Por último, en lo que respecta al perfil de los participantes de la cuarta encuesta de empleo, aparece una mayor presencia femenina (53%) de más de 27 años (76%), seguida por de entre 21 y 26 (21%). En cuanto al nivel de estudios, el 38% es graduado universitario.

En referencia al tema analizado, Bertie Benegas Lynch, Director General de Universia Argentina, sostuvo: “Los resultados muestran el surgimiento de un perfil joven entre los cargos superiores, una tendencia que puede acentuarse de la mano de las nuevas tecnologías”, para luego agregar: “Su forma de dirigir el trabajo es aceptada por los empleados, que buscan autonomía y flexibilidad”.

En tanto, Pablo Molouny, Gerente General de Trabajando.com Argentina, explicó: “Antes, la relación jefe-empleado en muchos casos era una relación de respeto, temor, con tinte autoritario, pero actualmente los nuevos jefes o líderes jóvenes establecen una nueva forma de relacionarse”.

Luego, Molouny completó su idea: “En el ámbito de trabajo se generan nuevos espacios de comunicación, donde se valora la diversidad de opinión, se comparten experiencias y conocimientos, se interactúa de forma interdisciplinaria entre miembros de un mismo equipo como de equipos de otro sector, hacer más partícipe de las decisiones a todos los empleados es un objetivo actual. Se trata de crear una sinergia colectiva para lograr mejores resultados. Las relaciones van mutando de jerárquicas verticalistas a relaciones de partnership, donde el respeto se gana con el ejemplo y el liderazgo y no solo con la posición dentro del organigrama”.
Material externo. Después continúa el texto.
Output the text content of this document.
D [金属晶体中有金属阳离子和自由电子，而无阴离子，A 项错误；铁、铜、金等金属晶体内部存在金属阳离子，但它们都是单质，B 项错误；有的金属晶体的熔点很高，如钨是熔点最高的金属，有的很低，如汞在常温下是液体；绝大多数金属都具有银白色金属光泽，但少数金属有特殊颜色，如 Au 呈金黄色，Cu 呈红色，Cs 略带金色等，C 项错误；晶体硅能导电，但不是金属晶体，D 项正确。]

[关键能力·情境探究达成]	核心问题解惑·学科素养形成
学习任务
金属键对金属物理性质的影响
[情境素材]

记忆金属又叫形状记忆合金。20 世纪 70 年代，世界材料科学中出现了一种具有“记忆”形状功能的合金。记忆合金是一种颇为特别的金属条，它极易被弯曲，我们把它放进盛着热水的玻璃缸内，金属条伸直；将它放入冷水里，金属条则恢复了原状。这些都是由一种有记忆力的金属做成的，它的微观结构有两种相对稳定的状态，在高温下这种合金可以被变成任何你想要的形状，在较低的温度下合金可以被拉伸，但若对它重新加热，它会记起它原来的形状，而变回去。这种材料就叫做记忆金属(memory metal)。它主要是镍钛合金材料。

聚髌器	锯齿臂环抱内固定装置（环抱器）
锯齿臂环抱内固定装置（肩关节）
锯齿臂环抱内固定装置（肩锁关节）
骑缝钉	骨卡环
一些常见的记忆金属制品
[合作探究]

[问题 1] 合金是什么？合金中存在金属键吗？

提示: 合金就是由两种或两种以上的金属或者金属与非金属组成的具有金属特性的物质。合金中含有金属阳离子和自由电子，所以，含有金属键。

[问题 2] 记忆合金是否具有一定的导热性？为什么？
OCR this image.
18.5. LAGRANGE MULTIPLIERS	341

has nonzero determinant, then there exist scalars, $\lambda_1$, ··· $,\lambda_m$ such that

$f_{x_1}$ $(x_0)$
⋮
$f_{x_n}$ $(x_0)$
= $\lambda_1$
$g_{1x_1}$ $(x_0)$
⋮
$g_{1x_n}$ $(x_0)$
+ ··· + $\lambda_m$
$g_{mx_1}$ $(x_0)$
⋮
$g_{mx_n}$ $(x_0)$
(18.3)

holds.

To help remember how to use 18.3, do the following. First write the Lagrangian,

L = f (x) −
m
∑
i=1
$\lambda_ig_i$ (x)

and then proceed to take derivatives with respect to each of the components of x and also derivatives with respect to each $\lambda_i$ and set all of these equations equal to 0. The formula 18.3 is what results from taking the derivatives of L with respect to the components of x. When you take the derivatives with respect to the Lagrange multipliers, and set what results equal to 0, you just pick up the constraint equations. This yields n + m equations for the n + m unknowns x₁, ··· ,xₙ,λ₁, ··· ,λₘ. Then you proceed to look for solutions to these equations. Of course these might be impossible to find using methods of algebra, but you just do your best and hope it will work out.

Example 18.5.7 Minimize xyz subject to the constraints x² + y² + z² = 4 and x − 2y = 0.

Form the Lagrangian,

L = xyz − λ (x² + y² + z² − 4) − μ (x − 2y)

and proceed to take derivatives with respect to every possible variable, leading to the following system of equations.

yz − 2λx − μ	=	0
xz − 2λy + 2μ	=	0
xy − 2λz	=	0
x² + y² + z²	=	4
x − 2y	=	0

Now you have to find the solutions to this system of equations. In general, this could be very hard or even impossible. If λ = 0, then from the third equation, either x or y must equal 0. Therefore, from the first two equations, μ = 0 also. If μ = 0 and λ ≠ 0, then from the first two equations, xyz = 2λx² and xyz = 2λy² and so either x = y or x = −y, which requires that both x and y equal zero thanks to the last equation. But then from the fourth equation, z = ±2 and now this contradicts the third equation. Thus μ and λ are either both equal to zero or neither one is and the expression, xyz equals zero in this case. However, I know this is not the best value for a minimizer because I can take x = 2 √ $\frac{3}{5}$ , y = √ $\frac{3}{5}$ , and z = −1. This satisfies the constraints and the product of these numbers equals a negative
Por su parte, desde el área de Gestión y Desarrollo de Personas del Banco Santander Río, Ana Magallanes, Jefa de Empleos y Selección, informó: “Los empleados buscan en sus jefes lo mismos que ellos buscaban en los suyos antes de serlo, y a medida que las nuevas generaciones alcanzan cargos superiores se va acortando la brecha etaria. Este concepto permite que los nuevos líderes se caractericen por estrechar relaciones cercanas basadas en la flexibilidad y autonomía, aspectos que ellos también exigirán a sus jefes. Si bien el seguimiento y acompañamiento suele ser necesario, cuanta mayor libertad para crear y gestionar tengan, mejor será el rendimiento y la actitud que los empleados impriman a sus trabajos”.

A modo de cierre, Magallanes sostuvo: “Por otro parte, el clima laboral no es algo que se deje de lado y tiene la misma o mayor implicancia en la relación que luego se establezca entre jefe y empleado. En un equipo donde predomine el buen clima, el vínculo será más estrecho y tenderá a propagarse a otros ámbitos además del laboral. No obstante, el límite en ocasiones puede tornarse delgado, así aquellos aspectos positivos impulsan la buena relación, cualquier incidente puede ser detonante para que la misma se destruya en forma más acelerada de lo que se construyó”.